Review: Xception — With Depthwise Separable Convolution, Better Than Inception-v3 (Image Classification)

Published in

Towards Data Science

5 min readSep 25, 2018

--

In this story, Xception [1] by Google, stands for Extreme version of Inception, is reviewed. With a modified depthwise separable convolution, it is even better than Inception-v3 [2] (also by Google, 1st Runner Up in ILSVRC 2015) for both ImageNet ILSVRC and JFT datasets. Though it is a 2017 CVPR paper which was just published last year, it’s already had more than 300 citations when I was writing this story. (Sik-Ho Tsang @ Medium)

What Are Covered

Original Depthwise Separable Convolution
Modified Depthwise Separable Convolution in Xception
Overall Architecture
Comparison with State-of-the-art Results

1. Original Depthwise Separable Convolution

The original depthwise separable convolution is the depthwise convolution followed by a pointwise convolution.

Depthwise convolution is the channel-wise n×n spatial convolution. Suppose in the figure above, we have 5 channels, then we will have 5 n×n spatial convolution.
Pointwise convolution actually is the 1×1 convolution to change the dimension.

Compared with conventional convolution, we do not need to perform convolution across all channels. That means the number of connections are fewer and the model is lighter.

2. Modified Depthwise Separable Convolution in Xception

**The Modified Depthwise Separable Convolution used as an Inception Module in Xception, so called “extreme” version of Inception module (n=3 here)**

The modified depthwise separable convolution is the pointwise convolution followed by a depthwise convolution. This modification is motivated by the inception module in Inception-v3 that 1×1 convolution is done first before any n×n spatial convolutions. Thus, it is a bit different from the original one. (n=3 here since 3×3 spatial convolutions are used in Inception-v3.)

Two minor differences:

The order of operations: As mentioned, the original depthwise separable convolutions as usually implemented (e.g. in TensorFlow) perform first channel-wise spatial convolution and then perform 1×1 convolution whereas the modified depthwise separable convolution perform 1×1 convolution first then channel-wise spatial convolution. This is claimed to be unimportant because when it is used in stacked setting, there are only small differences appeared at the beginning and at the end of all the chained inception modules.
The Presence/Absence of Non-Linearity: In the original Inception Module, there is non-linearity after first operation. In Xception, the modified depthwise separable convolution, there is NO intermediate ReLU non-linearity.

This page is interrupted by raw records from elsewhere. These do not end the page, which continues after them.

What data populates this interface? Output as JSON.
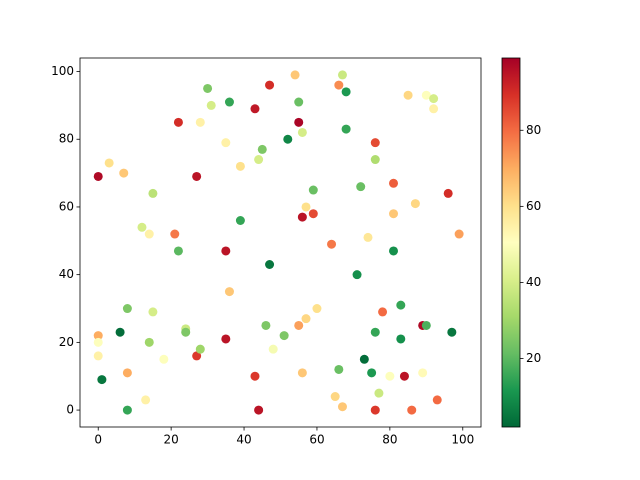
{
  "chart_data": {
    "type": "scatter",
    "x": [
      0,
      3,
      7,
      0,
      0,
      0,
      1,
      6,
      8,
      8,
      8,
      12,
      14,
      15,
      15,
      14,
      13,
      18,
      21,
      22,
      22,
      24,
      24,
      27,
      27,
      28,
      28,
      30,
      31,
      35,
      35,
      35,
      36,
      36,
      39,
      39,
      43,
      43,
      44,
      44,
      45,
      46,
      47,
      47,
      48,
      51,
      52,
      54,
      55,
      55,
      55,
      56,
      56,
      56,
      57,
      57,
      59,
      59,
      60,
      64,
      65,
      66,
      66,
      67,
      67,
      68,
      68,
      71,
      72,
      73,
      74,
      75,
      76,
      76,
      76,
      76,
      77,
      78,
      80,
      81,
      81,
      81,
      83,
      83,
      84,
      85,
      86,
      87,
      89,
      89,
      90,
      90,
      92,
      92,
      93,
      96,
      97,
      99
    ],
    "y": [
      69,
      73,
      70,
      22,
      20,
      16,
      9,
      23,
      30,
      11,
      0,
      54,
      52,
      64,
      29,
      20,
      3,
      15,
      52,
      85,
      47,
      24,
      23,
      69,
      16,
      85,
      18,
      95,
      90,
      79,
      47,
      21,
      91,
      35,
      72,
      56,
      89,
      10,
      74,
      0,
      77,
      25,
      96,
      43,
      18,
      22,
      80,
      99,
      25,
      91,
      85,
      82,
      57,
      11,
      60,
      27,
      58,
      65,
      30,
      49,
      4,
      96,
      12,
      99,
      1,
      94,
      83,
      40,
      66,
      15,
      51,
      11,
      74,
      79,
      23,
      0,
      5,
      29,
      10,
      67,
      58,
      47,
      31,
      21,
      10,
      93,
      0,
      61,
      25,
      11,
      93,
      25,
      92,
      89,
      3,
      64,
      23,
      52
    ],
    "c": [
      97,
      60,
      65,
      70,
      50,
      55,
      5,
      3,
      25,
      70,
      15,
      40,
      55,
      35,
      40,
      30,
      55,
      50,
      78,
      90,
      20,
      38,
      25,
      95,
      88,
      55,
      30,
      25,
      40,
      55,
      95,
      95,
      15,
      65,
      60,
      15,
      94,
      88,
      40,
      95,
      25,
      25,
      90,
      5,
      48,
      25,
      8,
      65,
      72,
      22,
      98,
      40,
      95,
      65,
      60,
      62,
      85,
      22,
      60,
      78,
      62,
      75,
      22,
      38,
      65,
      12,
      15,
      10,
      22,
      3,
      58,
      12,
      33,
      85,
      15,
      88,
      38,
      80,
      50,
      82,
      65,
      10,
      15,
      10,
      95,
      62,
      80,
      62,
      97,
      52,
      50,
      18,
      40,
      55,
      80,
      90,
      5,
      72
    ],
    "xlim": [
      -5,
      105
    ],
    "ylim": [
      -5,
      104
    ],
    "xticks": [
      0,
      20,
      40,
      60,
      80,
      100
    ],
    "yticks": [
      0,
      20,
      40,
      60,
      80,
      100
    ],
    "clim": [
      2,
      99
    ],
    "cticks": [
      20,
      40,
      60,
      80
    ],
    "colormap": [
      "#006837",
      "#1a9850",
      "#66bd63",
      "#a6d96a",
      "#d9ef8b",
      "#ffffbf",
      "#fee08b",
      "#fdae61",
      "#f46d43",
      "#d73027",
      "#a50026"
    ]
  }
}
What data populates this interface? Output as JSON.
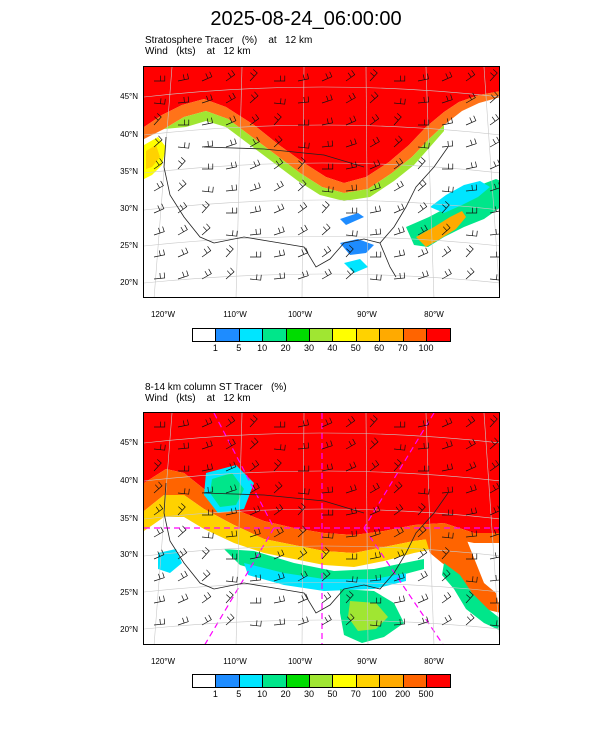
{
  "title": "2025-08-24_06:00:00",
  "panels": [
    {
      "subtitle1": "Stratosphere Tracer   (%)    at   12 km",
      "subtitle2": "Wind   (kts)    at   12 km",
      "lat_labels": [
        "45°N",
        "40°N",
        "35°N",
        "30°N",
        "25°N",
        "20°N"
      ],
      "lon_labels": [
        "120°W",
        "110°W",
        "100°W",
        "90°W",
        "80°W"
      ],
      "colorbar_labels": [
        "1",
        "5",
        "10",
        "20",
        "30",
        "40",
        "50",
        "60",
        "70",
        "100"
      ],
      "colors": [
        "#ffffff",
        "#1e8cff",
        "#00e5ff",
        "#00e68a",
        "#00dc00",
        "#a0e632",
        "#ffff00",
        "#ffd200",
        "#ffaa00",
        "#ff6400",
        "#ff0000"
      ]
    },
    {
      "subtitle1": "8-14 km column ST Tracer   (%)",
      "subtitle2": "Wind   (kts)    at   12 km",
      "lat_labels": [
        "45°N",
        "40°N",
        "35°N",
        "30°N",
        "25°N",
        "20°N"
      ],
      "lon_labels": [
        "120°W",
        "110°W",
        "100°W",
        "90°W",
        "80°W"
      ],
      "colorbar_labels": [
        "1",
        "5",
        "10",
        "20",
        "30",
        "50",
        "70",
        "100",
        "200",
        "500"
      ],
      "colors": [
        "#ffffff",
        "#1e8cff",
        "#00e5ff",
        "#00e68a",
        "#00dc00",
        "#a0e632",
        "#ffff00",
        "#ffd200",
        "#ffaa00",
        "#ff6400",
        "#ff0000"
      ]
    }
  ]
}
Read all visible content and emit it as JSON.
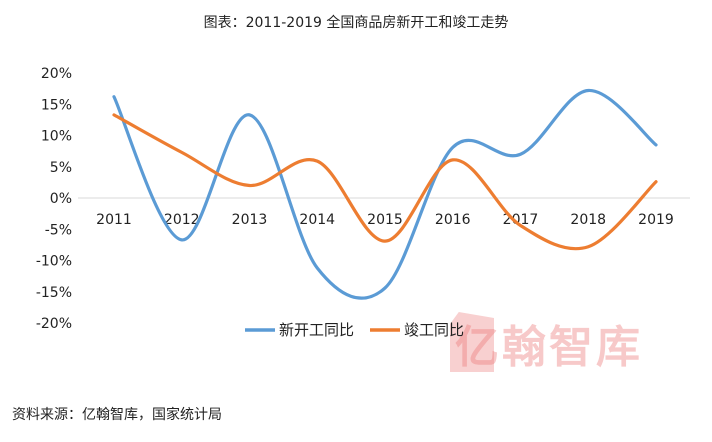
{
  "title": "图表：2011-2019 全国商品房新开工和竣工走势",
  "source": "资料来源：亿翰智库，国家统计局",
  "watermark": "亿翰智库",
  "chart_data": {
    "type": "line",
    "title": "图表：2011-2019 全国商品房新开工和竣工走势",
    "categories": [
      "2011",
      "2012",
      "2013",
      "2014",
      "2015",
      "2016",
      "2017",
      "2018",
      "2019"
    ],
    "y_ticks": [
      "20%",
      "15%",
      "10%",
      "5%",
      "0%",
      "-5%",
      "-10%",
      "-15%",
      "-20%"
    ],
    "ylim": [
      -20,
      20
    ],
    "grid": false,
    "smooth": true,
    "legend": "bottom",
    "series": [
      {
        "name": "新开工同比",
        "color": "#5B9BD5",
        "values": [
          16.2,
          -6.7,
          13.3,
          -11.2,
          -14.4,
          8.1,
          7.0,
          17.2,
          8.5
        ]
      },
      {
        "name": "竣工同比",
        "color": "#ED7D31",
        "values": [
          13.3,
          7.3,
          2.0,
          5.9,
          -6.9,
          6.1,
          -4.4,
          -7.8,
          2.6
        ]
      }
    ]
  }
}
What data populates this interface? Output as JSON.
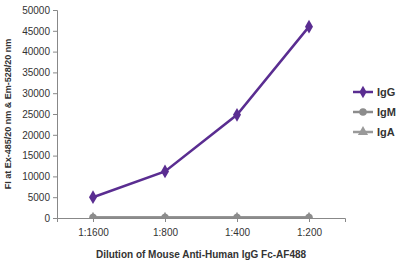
{
  "chart_data": {
    "type": "line",
    "x_label": "Dilution of Mouse Anti-Human IgG Fc-AF488",
    "y_label": "FI at Ex-485/20 nm & Em-528/20 nm",
    "categories": [
      "1:1600",
      "1:800",
      "1:400",
      "1:200"
    ],
    "series": [
      {
        "name": "IgG",
        "color": "#5a2d91",
        "marker": "diamond",
        "values": [
          5000,
          11200,
          24800,
          46000
        ]
      },
      {
        "name": "IgM",
        "color": "#8c8c8c",
        "marker": "circle",
        "values": [
          100,
          100,
          100,
          100
        ]
      },
      {
        "name": "IgA",
        "color": "#9a9a9a",
        "marker": "triangle",
        "values": [
          100,
          100,
          100,
          100
        ]
      }
    ],
    "ylim": [
      0,
      50000
    ],
    "yticks": [
      0,
      5000,
      10000,
      15000,
      20000,
      25000,
      30000,
      35000,
      40000,
      45000,
      50000
    ],
    "grid": false,
    "legend": "right"
  }
}
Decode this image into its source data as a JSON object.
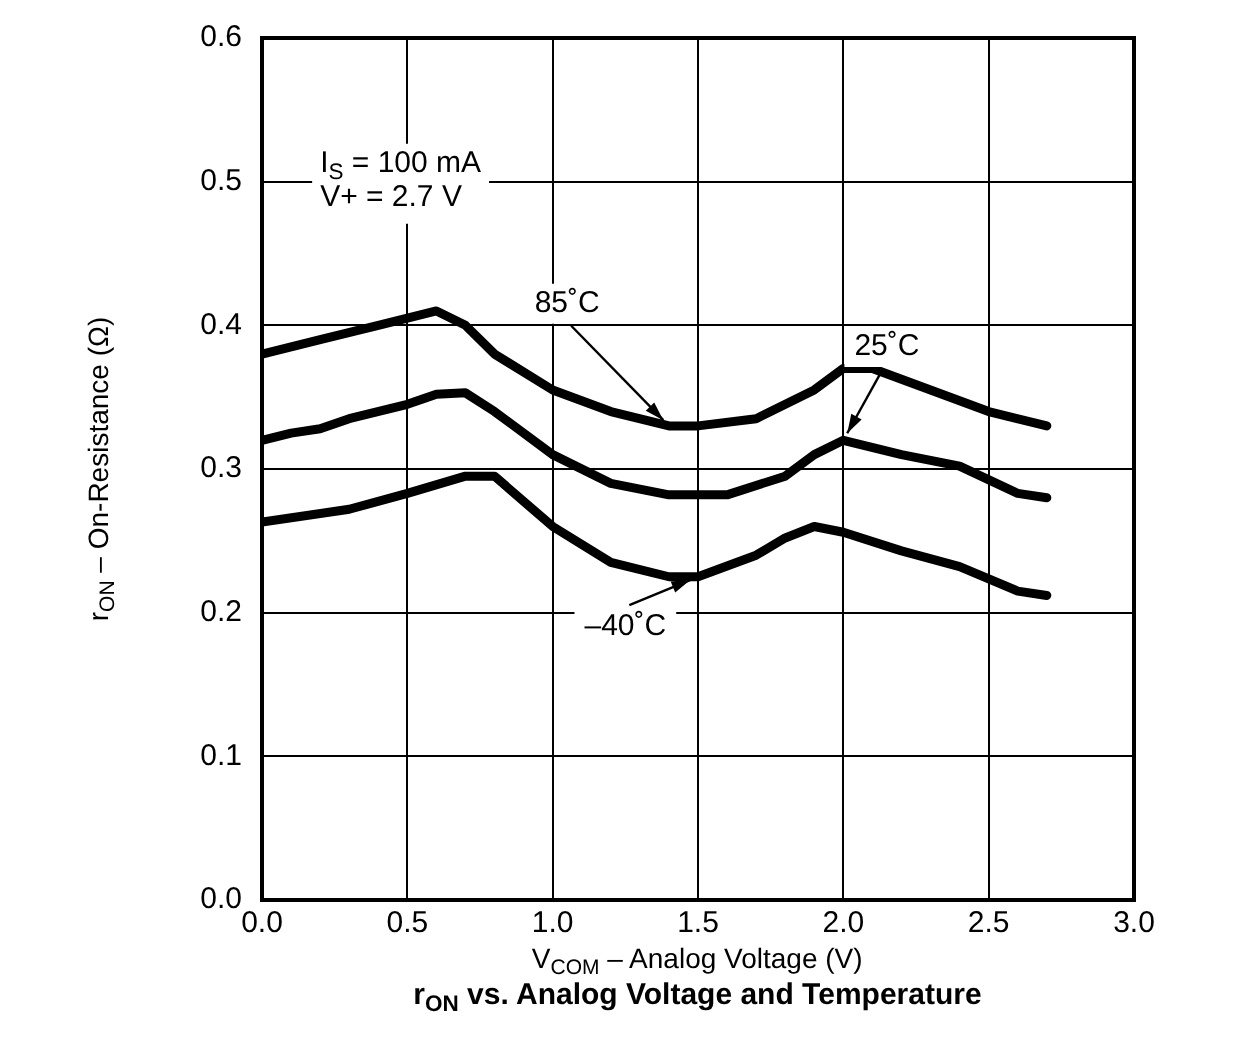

The modified depthwise separable convolution with different activation units are tested. As from the above figure, the Xception without any intermediate activation has the highest accuracy compared with the ones using either ELU or ReLU.

3. Overall Architecture

**Overall Architecture of Xception (Entry Flow > Middle Flow > Exit Flow)**

As in the figure above, SeparableConv is the modified depthwise separable convolution. We can see that SeparableConvs are treated as Inception Modules and placed throughout the whole deep learning architecture.

And there are residual (or shortcut/skip) connections, originally proposed by ResNet [3], placed for all flows.

**ImageNet: Validation Accuracy Against Gradient Descent Steps**

As seen in the architecture, there are residual connections. Here, it tests for Xception using non-residual version. From the above figure, we can see that the accuracy is much higher when using residual connections. Thus, the residual connection is extremely important !!!

4. Comparison with State-of-the-art Results

2 datasets are tested. One is ILSVRC. One is JFT.

4.1. ImageNet — ILSVRC

ImageNet, is a dataset of over 15 millions labeled high-resolution images with around 22,000 categories.

ILSVRC uses a subset of ImageNet of around 1000 images in each of 1000 categories. In all, there are roughly 1.3 million training images, 50,000 validation images and 100,000 testing images.

**ImageNet: Xception has the highest accuracy**

Xception outperforms VGGNet [4], ResNet [3], and Inception-v3 [2]. (If interested, please also visit my reviews about them, ads again, lol)

It is noted that, in terms of error rate, not accuracy, the relative improvement is not small!!!

Of course, from the above figure, Xception has better accuracy compared with Inception-v3 along the gradient descent steps.

But if we use non-residual version to compare with Inception-v3, Xception underperforms Inception-v3. Should it be better to have a residual version of Inception-v3 for fair comparison? Anyway, Xception tells us that with both Depthwise Separable Convolution and Residual Connections, it really helps to improve the accuracy.

Xception is claimed to have similar model size with Inception-v3.

4.2. JFT — FastEval14k

JFT is an internal Google dataset for large-scale image classification dataset, first introduced by Prof. Hinton et al., which comprises over 350 million high-resolution images annotated with labels from a set of 17,000 classes.

An auxiliary dataset, FastEval14k, is used. FastEval14k is a dataset of 14,000 images with dense annotations from about 6,000 classes (36.5 labels per image on average).

As multiple objects are appeared in one single image densely, mean accuracy prediction (mAP) is used for measurement.